Novel Cancer Therapy: Targeting Methionine Metabolism

Abstract

Methionine is an essential amino acid required in larger quantities during development. Albeit considered essential certain amounts of methionine can be synthesized through methionine synthase (MetS) activity from homocysteine using coenzymes methyl‐tetrahydrofolate (vitamin B 9 ) and methylcobalamin (vitamin B 12 ). Homocysteine can be reused to make methionine which is controlled by the levels of methyl‐tetrahydrofolate (vitamin B 9 ) and methylcobalamin (vitamin B 12 ). The other fate of homocysteine in mammals is to be channeled for cysteine synthesis which are controlled by serine, vitamin B 12 , and the activities of cystathionine betasynthase and cystathionine gammalyase. Methionine is activated into s‐adenosylmethionine (SAM) by methionine adenosyltransferase using ATP. Cytoplasmic and Nuclear MAT had been characterized, establishing the specific compartmentalized methylations.
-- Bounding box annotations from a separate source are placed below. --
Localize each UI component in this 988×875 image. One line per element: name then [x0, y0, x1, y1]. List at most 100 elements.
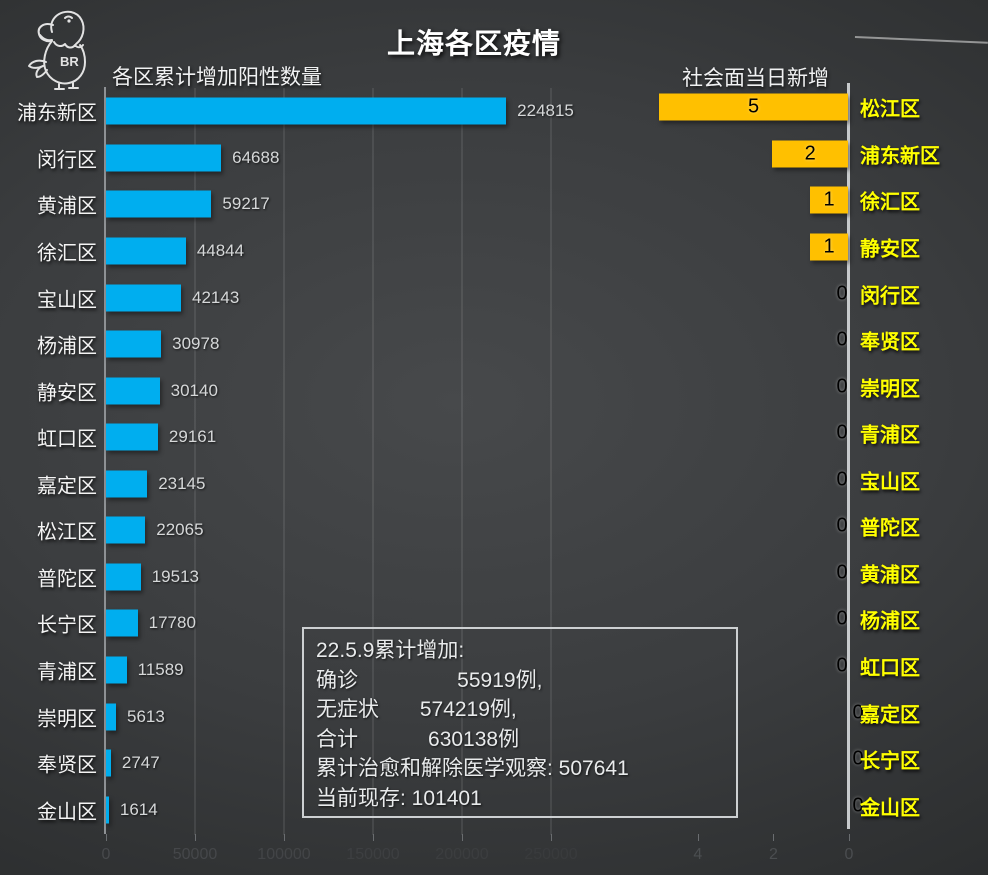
bar-cumulative-positive	[106, 97, 507, 125]
bar-cumulative-positive	[106, 377, 160, 405]
bar-cumulative-positive	[106, 796, 109, 824]
summary-line: 无症状 574219例,	[316, 698, 517, 721]
district-label: 黄浦区	[860, 564, 920, 587]
page-title: 上海各区疫情	[386, 28, 561, 59]
district-label: 崇明区	[37, 708, 97, 731]
district-label: 宝山区	[37, 289, 97, 312]
axis-tick-label: 150000	[346, 846, 400, 863]
bar-value-label: 0	[836, 421, 848, 444]
right-chart-row: 0 闵行区	[0, 270, 988, 317]
axis-tick-label: 0	[844, 846, 854, 863]
right-chart-row: 0 嘉定区	[0, 689, 988, 736]
left-chart-row: 虹口区 29161	[0, 414, 988, 461]
bar-value-label: 0	[852, 747, 864, 770]
bar-cumulative-positive	[106, 470, 148, 498]
bar-cumulative-positive	[106, 423, 158, 451]
summary-line: 当前现存: 101401	[316, 786, 482, 810]
district-label: 普陀区	[860, 517, 920, 540]
summary-line: 累计治愈和解除医学观察: 507641	[316, 757, 629, 780]
district-label: 长宁区	[37, 614, 97, 637]
left-chart-row: 杨浦区 30978	[0, 321, 988, 368]
left-chart-row: 浦东新区 224815	[0, 88, 988, 135]
right-chart-row: 5 松江区	[0, 84, 988, 131]
left-chart-row: 奉贤区 2747	[0, 740, 988, 787]
bar-cumulative-positive	[106, 330, 162, 358]
right-chart-row: 0 黄浦区	[0, 550, 988, 597]
right-chart-row: 0 青浦区	[0, 410, 988, 457]
right-chart-row: 0 长宁区	[0, 736, 988, 783]
axis-tick	[697, 834, 699, 841]
axis-tick	[106, 834, 107, 841]
bar-cumulative-positive	[106, 656, 127, 684]
right-chart-title: 社会面当日新增	[682, 67, 829, 90]
axis-tick	[373, 834, 374, 841]
bar-value-label: 2	[804, 142, 816, 165]
district-label: 青浦区	[860, 424, 920, 447]
bar-value-label: 17780	[148, 613, 196, 633]
right-chart-row: 0 奉贤区	[0, 317, 988, 364]
bar-cumulative-positive	[106, 563, 141, 591]
bar-new-community-case	[772, 140, 848, 168]
right-chart-plot: 5 松江区 2 浦东新区 1 徐汇区 1 静安区 0 闵行区 0 奉贤区 0 崇明区 0 青浦区 0 宝山区 0 普陀…	[0, 84, 988, 829]
gridline	[283, 88, 285, 835]
axis-tick	[773, 834, 775, 841]
bar-value-label: 5	[747, 95, 760, 118]
left-chart-row: 宝山区 42143	[0, 274, 988, 321]
left-chart-row: 静安区 30140	[0, 367, 988, 414]
bar-cumulative-positive	[106, 144, 222, 172]
left-chart-row: 普陀区 19513	[0, 554, 988, 601]
district-label: 金山区	[37, 801, 97, 824]
bar-new-community-case	[659, 93, 848, 121]
bar-value-label: 0	[836, 607, 848, 630]
bar-value-label: 5613	[126, 706, 165, 726]
district-label: 嘉定区	[37, 475, 97, 498]
district-label: 静安区	[37, 382, 97, 405]
bar-value-label: 0	[836, 561, 848, 584]
axis-tick	[849, 834, 850, 841]
bar-value-label: 42143	[192, 287, 240, 307]
district-label: 嘉定区	[860, 704, 920, 727]
bar-value-label: 22065	[156, 520, 204, 540]
bar-value-label: 0	[852, 794, 864, 817]
district-label: 静安区	[860, 238, 920, 261]
district-label: 浦东新区	[17, 102, 97, 125]
district-label: 宝山区	[860, 471, 920, 494]
axis-tick	[195, 834, 196, 841]
bar-value-label: 0	[836, 375, 848, 398]
district-label: 金山区	[860, 797, 920, 820]
bar-value-label: 0	[836, 514, 848, 537]
axis-tick	[551, 834, 552, 841]
gridline	[194, 88, 196, 835]
bar-value-label: 44844	[196, 240, 245, 260]
bar-value-label: 30978	[172, 334, 220, 354]
bar-value-label: 23145	[158, 473, 206, 493]
left-chart-plot: 浦东新区 224815 闵行区 64688 黄浦区 59217 徐汇区 44844 宝山区 421…	[0, 88, 988, 833]
gridline	[372, 88, 374, 835]
district-label: 奉贤区	[37, 754, 97, 777]
gridline	[550, 88, 552, 835]
bar-new-community-case	[810, 186, 848, 214]
district-label: 虹口区	[860, 657, 920, 680]
district-label: 黄浦区	[37, 195, 97, 218]
bar-cumulative-positive	[106, 190, 212, 218]
right-chart-row: 2 浦东新区	[0, 131, 988, 178]
left-chart-row: 金山区 1614	[0, 786, 988, 833]
bar-value-label: 1614	[119, 799, 158, 819]
district-label: 普陀区	[37, 568, 97, 591]
left-chart-row: 徐汇区 44844	[0, 228, 988, 275]
axis-tick	[284, 834, 285, 841]
bar-cumulative-positive	[106, 237, 186, 265]
summary-box: 22.5.9累计增加: 确诊 55919例, 无症状 574219例, 合计 6301…	[302, 627, 738, 818]
axis-tick-label: 250000	[524, 846, 578, 863]
bar-new-community-case	[810, 233, 848, 261]
axis-tick-label: 200000	[435, 846, 489, 863]
bar-cumulative-positive	[106, 749, 111, 777]
district-label: 虹口区	[37, 428, 97, 451]
left-chart-row: 闵行区 64688	[0, 135, 988, 182]
bar-value-label: 2747	[121, 753, 160, 773]
left-chart-row: 黄浦区 59217	[0, 181, 988, 228]
bar-value-label: 29161	[168, 427, 217, 447]
bar-value-label: 1	[823, 235, 835, 258]
gridline	[461, 88, 463, 835]
district-label: 松江区	[860, 98, 920, 121]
In the nucleus RNA, DNA and histones are modified by methylation, limited by SAM. In cytoplasm phosphatidyl choline, epinephrine, carnitine synthesis etc. requires SAM for methylation. In bacteria, methionine is catabolized to methylthiol and deaminated into alpha‐ketobutyrate by methionine gammalyase‐deaminase (MGLD). MGLD is absent in mammals. Molecularly cloned cytoplasmic‐GFP‐MGLD transfected into many cancer cells evinced either moderate cell death/severe aggregation depending on the cell types. With this priori, GFP‐MGLD gene with nuclear localization signal NLS‐GFP‐MGLD) was transfected into Hela, Ad293T, BHK, PC3 and DU145. In conclusion: total (quantitative) and site‐specific (qualitative) methylation pattern/signature is extremely crucial for cell progression that varies among cell types. Specific global methylation patterns/signatures studies are underway.